Retailleau sur le grill
Quand la gauche radicale instrumentalise l’échec sécuritaire qu’elle a contribué à forger
Il y a des convocations qui relèvent d’un devoir démocratique. Et d’autres, d’une mise en scène politique dont le cynisme le dispute à l’indécence. L’audition, annoncée pour le 10 juin, de Bruno Retailleau, ministre de l’Intérieur, et de Laurent Nuñez, préfet de police de Paris, devant la commission des lois de l’Assemblée, relève des deux à la fois. Car si les scènes de chaos ayant suivi la victoire du PSG en Ligue des champions appellent évidemment des comptes, la manière dont cette audition a été obtenue – à l’initiative de La France Insoumise – interroge profondément.
Doit-on rappeler les faits ? La soirée du 31 mai, censée être une fête populaire, a viré à l’émeute. Deux morts, plus de 200 blessés, 600 interpellations, des centaines de véhicules brûlés, les Champs-Élysées livrés à la violence d’une foule incontrôlée. Et ce, malgré un dispositif de sécurité considérable. Il y a là, à l’évidence, un raté. Retailleau l’a lui-même reconnu avec franchise. Il faudra en tirer des leçons.
Mais ce que prépare cette audition dépasse le simple souci de vérité ou d’efficacité. Ce qui se profile, c’est un procès politique, mené par ceux qui refusent de voir dans ces violences les symptômes d’un ensauvagement qu’ils ont toujours nié. Que LFI, parti qui s’est illustré par son hostilité permanente à la police, par sa complaisance avec les discours victimaire et communautariste, se pose aujourd’hui en garant de l’ordre public, voilà un retournement qui confine à la farce.
Il est aisé, depuis les bancs de l’Assemblée, de jouer les procureurs du chaos quand on a soi-même contribué à délégitimer l’autorité républicaine pendant des années. Où étaient les Insoumis quand, en 2023, des centaines de villes de France brûlaient sans que leur compassion aille aux victimes ? Où étaient-ils quand les forces de l’ordre étaient systématiquement accusées de “racisme systémique” ? Leur soudain souci de sécurité ne convainc guère. Il ne vise qu’un objectif : affaiblir politiquement un ministre de l’Intérieur qui, précisément, ose nommer le réel.
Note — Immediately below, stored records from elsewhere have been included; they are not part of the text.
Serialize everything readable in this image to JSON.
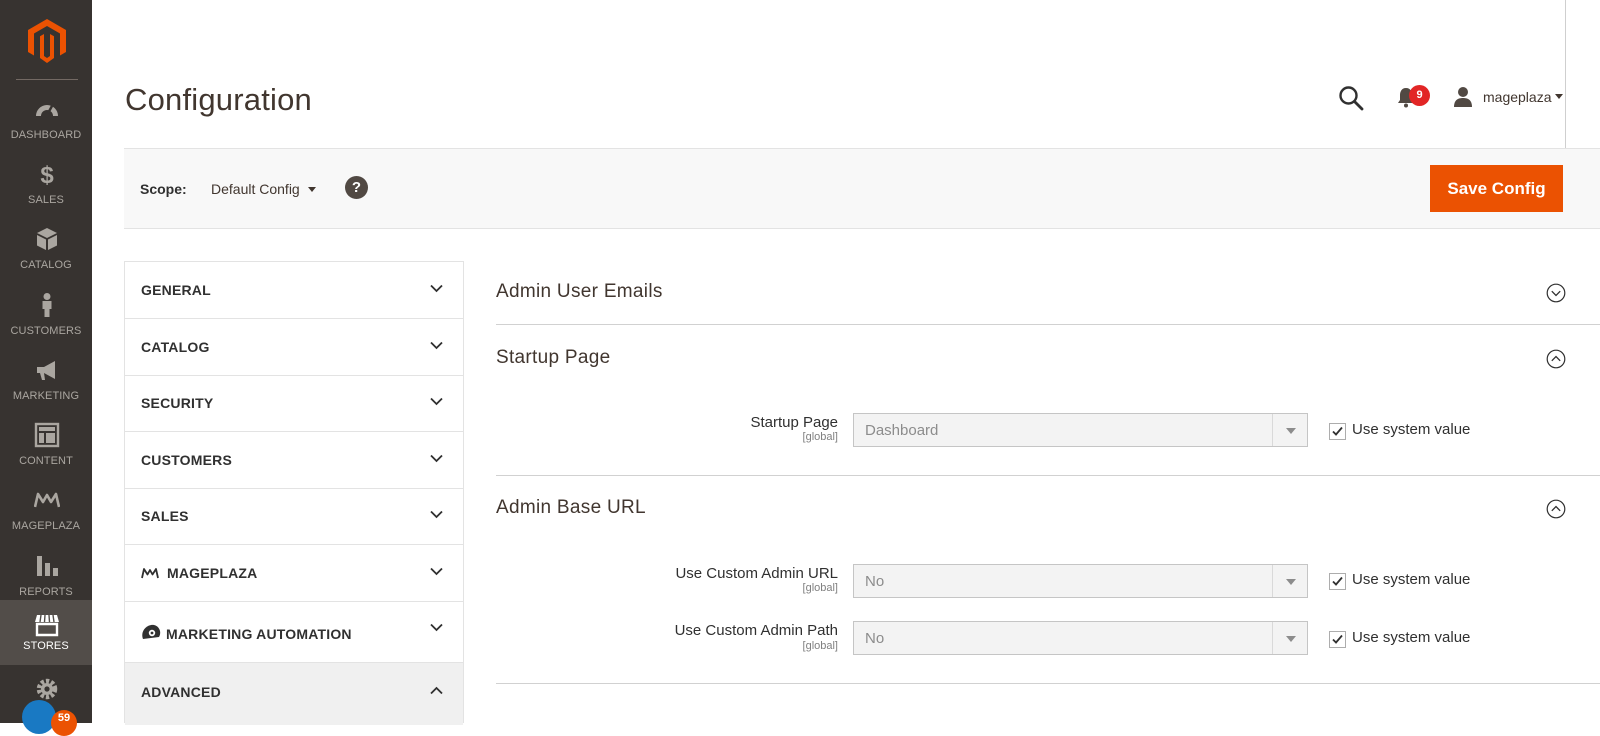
{
  "menu": {
    "items": [
      {
        "label": "DASHBOARD",
        "icon": "dashboard-icon"
      },
      {
        "label": "SALES",
        "icon": "dollar-icon"
      },
      {
        "label": "CATALOG",
        "icon": "box-icon"
      },
      {
        "label": "CUSTOMERS",
        "icon": "person-icon"
      },
      {
        "label": "MARKETING",
        "icon": "megaphone-icon"
      },
      {
        "label": "CONTENT",
        "icon": "layout-icon"
      },
      {
        "label": "MAGEPLAZA",
        "icon": "mageplaza-icon"
      },
      {
        "label": "REPORTS",
        "icon": "bar-chart-icon"
      },
      {
        "label": "STORES",
        "icon": "store-icon"
      }
    ],
    "system_badge": "59"
  },
  "header": {
    "title": "Configuration",
    "notifications_count": "9",
    "user_name": "mageplaza"
  },
  "scope": {
    "label": "Scope:",
    "value": "Default Config",
    "help": "?",
    "save_label": "Save Config"
  },
  "nav": {
    "items": [
      {
        "label": "GENERAL"
      },
      {
        "label": "CATALOG"
      },
      {
        "label": "SECURITY"
      },
      {
        "label": "CUSTOMERS"
      },
      {
        "label": "SALES"
      },
      {
        "label": "MAGEPLAZA"
      },
      {
        "label": "MARKETING AUTOMATION"
      },
      {
        "label": "ADVANCED"
      }
    ]
  },
  "sections": {
    "admin_user_emails": {
      "title": "Admin User Emails"
    },
    "startup_page": {
      "title": "Startup Page",
      "field": {
        "label": "Startup Page",
        "scope": "[global]",
        "value": "Dashboard",
        "system_label": "Use system value"
      }
    },
    "admin_base_url": {
      "title": "Admin Base URL",
      "custom_url": {
        "label": "Use Custom Admin URL",
        "scope": "[global]",
        "value": "No",
        "system_label": "Use system value"
      },
      "custom_path": {
        "label": "Use Custom Admin Path",
        "scope": "[global]",
        "value": "No",
        "system_label": "Use system value"
      }
    }
  },
  "colors": {
    "accent": "#eb5202",
    "menu_bg": "#373330",
    "notif_badge": "#e22626"
  }
}
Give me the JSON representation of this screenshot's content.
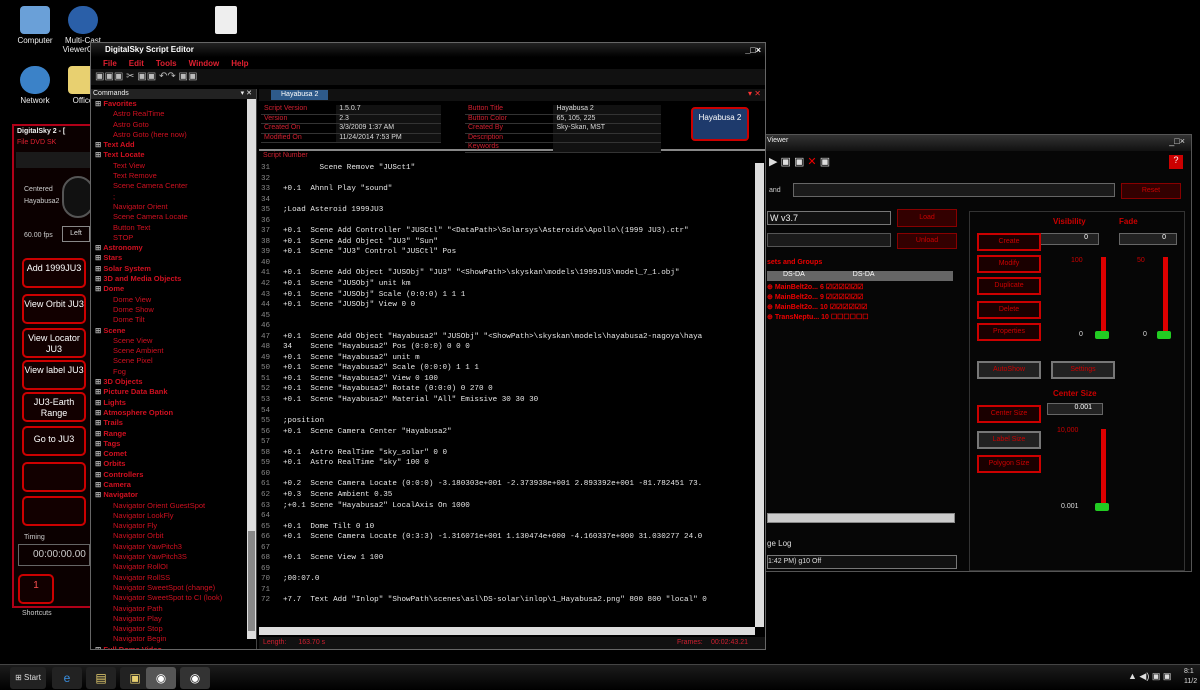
{
  "desktop": {
    "icons": [
      {
        "label": "Computer"
      },
      {
        "label": "Multi-Cast ViewerCast"
      },
      {
        "label": "Network"
      },
      {
        "label": "Office"
      }
    ]
  },
  "dome": {
    "title": "DigitalSky 2 - [",
    "menu": "File  DVD  SK",
    "label_center": "Centered",
    "label_obj": "Hayabusa2",
    "fps": "60.00 fps",
    "mode": "Left",
    "buttons": [
      "Add 1999JU3",
      "View Orbit JU3",
      "View Locator JU3",
      "View label JU3",
      "JU3-Earth Range",
      "Go to JU3"
    ],
    "timing_label": "Timing",
    "timecode": "00:00:00.00",
    "counter": "1",
    "footer": "Shortcuts"
  },
  "editor": {
    "title": "DigitalSky Script Editor",
    "menu": [
      "File",
      "Edit",
      "Tools",
      "Window",
      "Help"
    ],
    "panel_title": "Commands",
    "tab": "Hayabusa 2",
    "tree": [
      {
        "t": "Favorites",
        "c": 1
      },
      {
        "t": "Astro RealTime"
      },
      {
        "t": "Astro Goto"
      },
      {
        "t": "Astro Goto (here now)"
      },
      {
        "t": "Text Add",
        "c": 1
      },
      {
        "t": "Text Locate",
        "c": 1
      },
      {
        "t": "Text View"
      },
      {
        "t": "Text Remove"
      },
      {
        "t": "Scene Camera Center"
      },
      {
        "t": ";"
      },
      {
        "t": "Navigator Orient"
      },
      {
        "t": "Scene Camera Locate"
      },
      {
        "t": "Button Text"
      },
      {
        "t": "STOP"
      },
      {
        "t": "Astronomy",
        "c": 1
      },
      {
        "t": "Stars",
        "c": 1
      },
      {
        "t": "Solar System",
        "c": 1
      },
      {
        "t": "3D and Media Objects",
        "c": 1
      },
      {
        "t": "Dome",
        "c": 1
      },
      {
        "t": "Dome View"
      },
      {
        "t": "Dome Show"
      },
      {
        "t": "Dome Tilt"
      },
      {
        "t": "Scene",
        "c": 1
      },
      {
        "t": "Scene View"
      },
      {
        "t": "Scene Ambient"
      },
      {
        "t": "Scene Pixel"
      },
      {
        "t": "Fog"
      },
      {
        "t": "3D Objects",
        "c": 1
      },
      {
        "t": "Picture Data Bank",
        "c": 1
      },
      {
        "t": "Lights",
        "c": 1
      },
      {
        "t": "Atmosphere Option",
        "c": 1
      },
      {
        "t": "Trails",
        "c": 1
      },
      {
        "t": "Range",
        "c": 1
      },
      {
        "t": "Tags",
        "c": 1
      },
      {
        "t": "Comet",
        "c": 1
      },
      {
        "t": "Orbits",
        "c": 1
      },
      {
        "t": "Controllers",
        "c": 1
      },
      {
        "t": "Camera",
        "c": 1
      },
      {
        "t": "Navigator",
        "c": 1
      },
      {
        "t": "Navigator Orient GuestSpot"
      },
      {
        "t": "Navigator LookFly"
      },
      {
        "t": "Navigator Fly"
      },
      {
        "t": "Navigator Orbit"
      },
      {
        "t": "Navigator YawPitch3"
      },
      {
        "t": "Navigator YawPitch3S"
      },
      {
        "t": "Navigator RollOI"
      },
      {
        "t": "Navigator RollSS"
      },
      {
        "t": "Navigator SweetSpot (change)"
      },
      {
        "t": "Navigator SweetSpot to CI (look)"
      },
      {
        "t": "Navigator Path"
      },
      {
        "t": "Navigator Play"
      },
      {
        "t": "Navigator Stop"
      },
      {
        "t": "Navigator Begin"
      },
      {
        "t": "Full Dome Video",
        "c": 1
      }
    ],
    "props_left": [
      [
        "Script Version",
        "1.5.0.7"
      ],
      [
        "Version",
        "2.3"
      ],
      [
        "Created On",
        "3/3/2009 1:37 AM"
      ],
      [
        "Modified On",
        "11/24/2014 7:53 PM"
      ]
    ],
    "props_right": [
      [
        "Button Title",
        "Hayabusa 2"
      ],
      [
        "Button Color",
        "65, 105, 225"
      ],
      [
        "Created By",
        "Sky-Skan, MST"
      ],
      [
        "Description",
        ""
      ],
      [
        "Keywords",
        ""
      ]
    ],
    "button_preview": "Hayabusa 2",
    "script_header": "Script Number",
    "lines": [
      [
        "31",
        "        Scene Remove \"JUSct1\""
      ],
      [
        "32",
        ""
      ],
      [
        "33",
        "+0.1  Ahnnl Play \"sound\""
      ],
      [
        "34",
        ""
      ],
      [
        "35",
        ";Load Asteroid 1999JU3"
      ],
      [
        "36",
        ""
      ],
      [
        "37",
        "+0.1  Scene Add Controller \"JUSCtl\" \"<DataPath>\\Solarsys\\Asteroids\\Apollo\\(1999 JU3).ctr\""
      ],
      [
        "38",
        "+0.1  Scene Add Object \"JU3\" \"Sun\""
      ],
      [
        "39",
        "+0.1  Scene \"JU3\" Control \"JUSCtl\" Pos"
      ],
      [
        "40",
        ""
      ],
      [
        "41",
        "+0.1  Scene Add Object \"JUSObj\" \"JU3\" \"<ShowPath>\\skyskan\\models\\1999JU3\\model_7_1.obj\""
      ],
      [
        "42",
        "+0.1  Scene \"JUSObj\" unit km"
      ],
      [
        "43",
        "+0.1  Scene \"JUSObj\" Scale (0:0:0) 1 1 1"
      ],
      [
        "44",
        "+0.1  Scene \"JUSObj\" View 0 0"
      ],
      [
        "45",
        ""
      ],
      [
        "46",
        ""
      ],
      [
        "47",
        "+0.1  Scene Add Object \"Hayabusa2\" \"JUSObj\" \"<ShowPath>\\skyskan\\models\\hayabusa2-nagoya\\haya"
      ],
      [
        "48",
        "34    Scene \"Hayabusa2\" Pos (0:0:0) 0 0 0"
      ],
      [
        "49",
        "+0.1  Scene \"Hayabusa2\" unit m"
      ],
      [
        "50",
        "+0.1  Scene \"Hayabusa2\" Scale (0:0:0) 1 1 1"
      ],
      [
        "51",
        "+0.1  Scene \"Hayabusa2\" View 0 100"
      ],
      [
        "52",
        "+0.1  Scene \"Hayabusa2\" Rotate (0:0:0) 0 270 0"
      ],
      [
        "53",
        "+0.1  Scene \"Hayabusa2\" Material \"All\" Emissive 30 30 30"
      ],
      [
        "54",
        ""
      ],
      [
        "55",
        ";position"
      ],
      [
        "56",
        "+0.1  Scene Camera Center \"Hayabusa2\""
      ],
      [
        "57",
        ""
      ],
      [
        "58",
        "+0.1  Astro RealTime \"sky_solar\" 0 0"
      ],
      [
        "59",
        "+0.1  Astro RealTime \"sky\" 100 0"
      ],
      [
        "60",
        ""
      ],
      [
        "61",
        "+0.2  Scene Camera Locate (0:0:0) -3.180303e+001 -2.373938e+001 2.893392e+001 -81.782451 73."
      ],
      [
        "62",
        "+0.3  Scene Ambient 0.35"
      ],
      [
        "63",
        ";+0.1 Scene \"Hayabusa2\" LocalAxis On 1000"
      ],
      [
        "64",
        ""
      ],
      [
        "65",
        "+0.1  Dome Tilt 0 10"
      ],
      [
        "66",
        "+0.1  Scene Camera Locate (0:3:3) -1.316071e+001 1.130474e+000 -4.160337e+000 31.030277 24.0"
      ],
      [
        "67",
        ""
      ],
      [
        "68",
        "+0.1  Scene View 1 100"
      ],
      [
        "69",
        ""
      ],
      [
        "70",
        ";00:07.0"
      ],
      [
        "71",
        ""
      ],
      [
        "72",
        "+7.7  Text Add \"Inlop\" \"ShowPath\\scenes\\asl\\DS-solar\\inlop\\1_Hayabusa2.png\" 800 800 \"local\" 0"
      ]
    ],
    "length_label": "Length:",
    "length_value": "163.70 s",
    "frames_label": "Frames:",
    "frames_value": "00:02:43.21"
  },
  "viewer": {
    "title": "Viewer",
    "cmd_label": "and",
    "reset": "Reset",
    "object": "W v3.7",
    "load": "Load",
    "unload": "Unload",
    "sets_title": "sets and Groups",
    "col1": "DS-DA",
    "col2": "DS-DA",
    "rows": [
      {
        "name": "MainBelt2o...",
        "n": "6"
      },
      {
        "name": "MainBelt2o...",
        "n": "9"
      },
      {
        "name": "MainBelt2o...",
        "n": "10"
      },
      {
        "name": "TransNeptu...",
        "n": "10"
      }
    ],
    "visibility": "Visibility",
    "fade": "Fade",
    "vis_value": "0",
    "fade_value": "0",
    "v100": "100",
    "f50": "50",
    "v0": "0",
    "f0": "0",
    "side_buttons": [
      "Create",
      "Modify",
      "Duplicate",
      "Delete",
      "Properties"
    ],
    "autoshow": "AutoShow",
    "settings": "Settings",
    "center_size": "Center Size",
    "cs_value": "0.001",
    "cs_top": "10,000",
    "cs_bot": "0.001",
    "btn_a": "Center Size",
    "btn_b": "Label Size",
    "btn_c": "Polygon Size",
    "log_title": "ge Log",
    "log_value": "1:42 PM) g10 Off"
  },
  "taskbar": {
    "start": "Start",
    "clock": "8:1",
    "date": "11/2"
  }
}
Bruno Retailleau n’est pas responsable du laxisme accumulé depuis vingt ans. Il n’est pas à l’origine de la lente décomposition de l’autorité, de la tolérance aux violences de rue, de l’abandon des territoires. Il hérite, à peine nommé, d’un appareil sécuritaire éprouvé, d’une doctrine du maintien de l’ordre marquée par la peur des émeutes, et d’un discours politique dominé par la crainte de “stigmatiser”. Et pourtant, dès les premières heures après les débordements, Retailleau a parlé net. Il a rappelé la nécessité de “frapper au portefeuille” les fauteurs de troubles, de restaurer une véritable tolérance zéro.